Doch offensichtlich fehlte den etablierten DFB-Spielern wie beispielsweise Bastian Schweinsteiger, Philipp Lahm oder auch Manuel Neuer der Mut, die eigenen Mitspieler zur Ordnung zu rufen. Hätte Sami Khedira mit seiner Kampfkraft und Körpersprache das Abwehr-Fiasko verhindern können? Doch der Mittelfeld-Star konnte verletzungsbedingt nicht mitspielen. Und auch Joachim Löw schien mit der Situation überfordert zu sein.

Denn statt mit einem erfahrenen Einwechselspieler den Versuch zu unternehmen, wieder etwas Struktur ins deutsche Spiel zu bekommen, wechselte Löw Mario Götze ein, der ohne Frage, ein brillanter Fußballer ist, aber keinerlei Führungsaufgaben übernehmen kann – zumindest noch nicht. Führungsspieler Bastian Schweinsteiger "hätte auf dem Platz möglicherweise mehr Verantwortung übernehmen müssen", sagt Psychologe Plessner.

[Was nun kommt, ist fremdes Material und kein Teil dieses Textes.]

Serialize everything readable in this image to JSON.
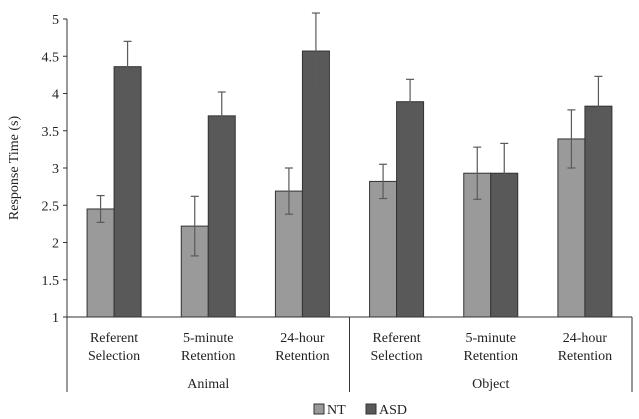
{
  "chart_data": {
    "type": "bar",
    "ylabel": "Response Time (s)",
    "ylim": [
      1,
      5
    ],
    "yticks": [
      "1",
      "1.5",
      "2",
      "2.5",
      "3",
      "3.5",
      "4",
      "4.5",
      "5"
    ],
    "groups": [
      {
        "label": "Animal",
        "categories": [
          "Referent Selection",
          "5-minute Retention",
          "24-hour Retention"
        ]
      },
      {
        "label": "Object",
        "categories": [
          "Referent Selection",
          "5-minute Retention",
          "24-hour Retention"
        ]
      }
    ],
    "category_lines": [
      [
        "Referent",
        "Selection"
      ],
      [
        "5-minute",
        "Retention"
      ],
      [
        "24-hour",
        "Retention"
      ],
      [
        "Referent",
        "Selection"
      ],
      [
        "5-minute",
        "Retention"
      ],
      [
        "24-hour",
        "Retention"
      ]
    ],
    "series": [
      {
        "name": "NT",
        "color": "#9a9a9a",
        "values": [
          2.45,
          2.22,
          2.69,
          2.82,
          2.93,
          3.39
        ],
        "errors": [
          0.18,
          0.4,
          0.31,
          0.23,
          0.35,
          0.39
        ]
      },
      {
        "name": "ASD",
        "color": "#595959",
        "values": [
          4.36,
          3.7,
          4.57,
          3.89,
          2.93,
          3.83
        ],
        "errors": [
          0.34,
          0.32,
          0.51,
          0.3,
          0.4,
          0.4
        ]
      }
    ],
    "legend_position": "bottom",
    "grid": false
  }
}
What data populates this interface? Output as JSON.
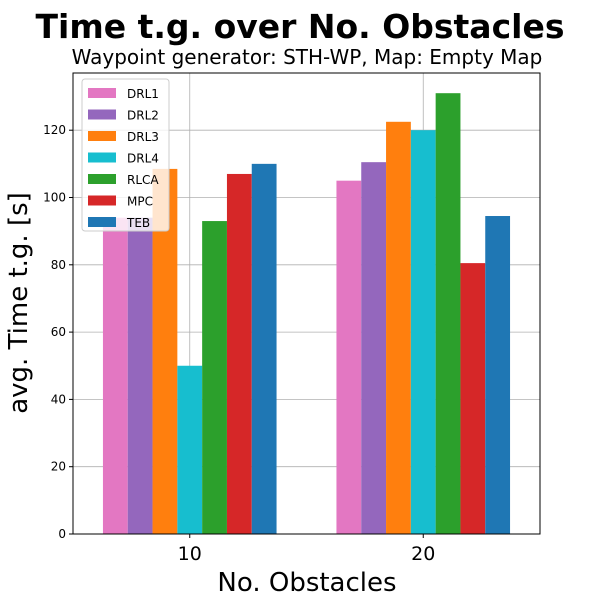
{
  "chart_data": {
    "type": "bar",
    "title": "Time t.g. over No. Obstacles",
    "subtitle": "Waypoint generator: STH-WP, Map: Empty Map",
    "xlabel": "No. Obstacles",
    "ylabel": "avg. Time t.g. [s]",
    "categories": [
      "10",
      "20"
    ],
    "ylim": [
      0,
      137
    ],
    "yticks": [
      0,
      20,
      40,
      60,
      80,
      100,
      120
    ],
    "grid": true,
    "legend_position": "top-left",
    "series": [
      {
        "name": "DRL1",
        "color": "#e377c2",
        "values": [
          94,
          105
        ]
      },
      {
        "name": "DRL2",
        "color": "#9467bd",
        "values": [
          94,
          110.5
        ]
      },
      {
        "name": "DRL3",
        "color": "#ff7f0e",
        "values": [
          108.5,
          122.5
        ]
      },
      {
        "name": "DRL4",
        "color": "#17becf",
        "values": [
          50,
          120
        ]
      },
      {
        "name": "RLCA",
        "color": "#2ca02c",
        "values": [
          93,
          131
        ]
      },
      {
        "name": "MPC",
        "color": "#d62728",
        "values": [
          107,
          80.5
        ]
      },
      {
        "name": "TEB",
        "color": "#1f77b4",
        "values": [
          110,
          94.5
        ]
      }
    ]
  }
}
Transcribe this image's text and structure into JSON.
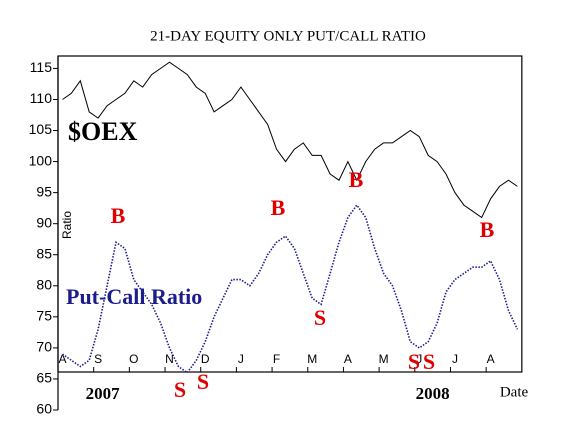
{
  "chart_data": {
    "type": "line",
    "title": "21-DAY EQUITY ONLY PUT/CALL RATIO",
    "y_label": "Ratio",
    "x_label": "Date",
    "year_labels": [
      "2007",
      "2008"
    ],
    "categories": [
      "A",
      null,
      null,
      null,
      "S",
      null,
      null,
      null,
      "O",
      null,
      null,
      null,
      "N",
      null,
      null,
      null,
      "D",
      null,
      null,
      null,
      "J",
      null,
      null,
      null,
      "F",
      null,
      null,
      null,
      "M",
      null,
      null,
      null,
      "A",
      null,
      null,
      null,
      "M",
      null,
      null,
      null,
      "J",
      null,
      null,
      null,
      "J",
      null,
      null,
      null,
      "A",
      null,
      null,
      null
    ],
    "series": [
      {
        "name": "$OEX",
        "color": "#000000",
        "values": [
          110,
          111,
          113,
          108,
          107,
          109,
          110,
          111,
          113,
          112,
          114,
          115,
          116,
          115,
          114,
          112,
          111,
          108,
          109,
          110,
          112,
          110,
          108,
          106,
          102,
          100,
          102,
          103,
          101,
          101,
          98,
          97,
          100,
          97,
          100,
          102,
          103,
          103,
          104,
          105,
          104,
          101,
          100,
          98,
          95,
          93,
          92,
          91,
          94,
          96,
          97,
          96
        ]
      },
      {
        "name": "Put-Call Ratio",
        "color": "#1c1c8c",
        "values": [
          69,
          68,
          67,
          68,
          73,
          80,
          87,
          86,
          81,
          79,
          77,
          74,
          70,
          67,
          66,
          68,
          71,
          75,
          78,
          81,
          81,
          80,
          82,
          85,
          87,
          88,
          86,
          82,
          78,
          77,
          82,
          87,
          91,
          93,
          91,
          86,
          82,
          80,
          76,
          71,
          70,
          71,
          74,
          79,
          81,
          82,
          83,
          83,
          84,
          81,
          76,
          73
        ]
      }
    ],
    "annotations": [
      "B",
      "S",
      "S",
      "B",
      "S",
      "B",
      "S",
      "S",
      "B"
    ],
    "annotation_color": "#e00000",
    "ylim": [
      60,
      117
    ],
    "yticks": [
      60,
      65,
      70,
      75,
      80,
      85,
      90,
      95,
      100,
      105,
      110,
      115
    ]
  }
}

"Zusammenbruch" verhindern

Die deutsche Mannschaft ist gut, sogar sehr gut. Sie ist gespickt mit Spielern der Extraklasse und so lange alles nach Plan verläuft, kann die Löw-Elf jeden Gegner beherrschen. Doch kommt es zu Ausnahmesituationen, zu unvorhersehbaren Ereignissen auf dem Platz, mangelt es dem Team an Kraft und Willen, die Widerstände zu überwinden. "Wir sind nicht in der Lage gewesen, den Stecker wieder reinzustecken", erklärte Bierhoff das Auseinanderbrechen der DFB-Elf.

Für den Bundestrainer wird es auf dem Weg zur WM 2014 in Brasilien jetzt darauf ankommen, die Balance zwischen einer stabilen Abwehrleistung und einer erfolgreichen Offensive zu finden und nach Lösungen zu suchen, die einen solchen "Zusammenbruch" verhindern. Möglicherweise braucht es dafür den oft zitierten verlängerten Arm des Trainers auf dem Platz, der für Stabilität innerhalb der Mannschaft sorgt und in kritischen Situationen auch mal Verantwortung übernehmen kann. Nur wurde der bisher noch nicht gesichtet.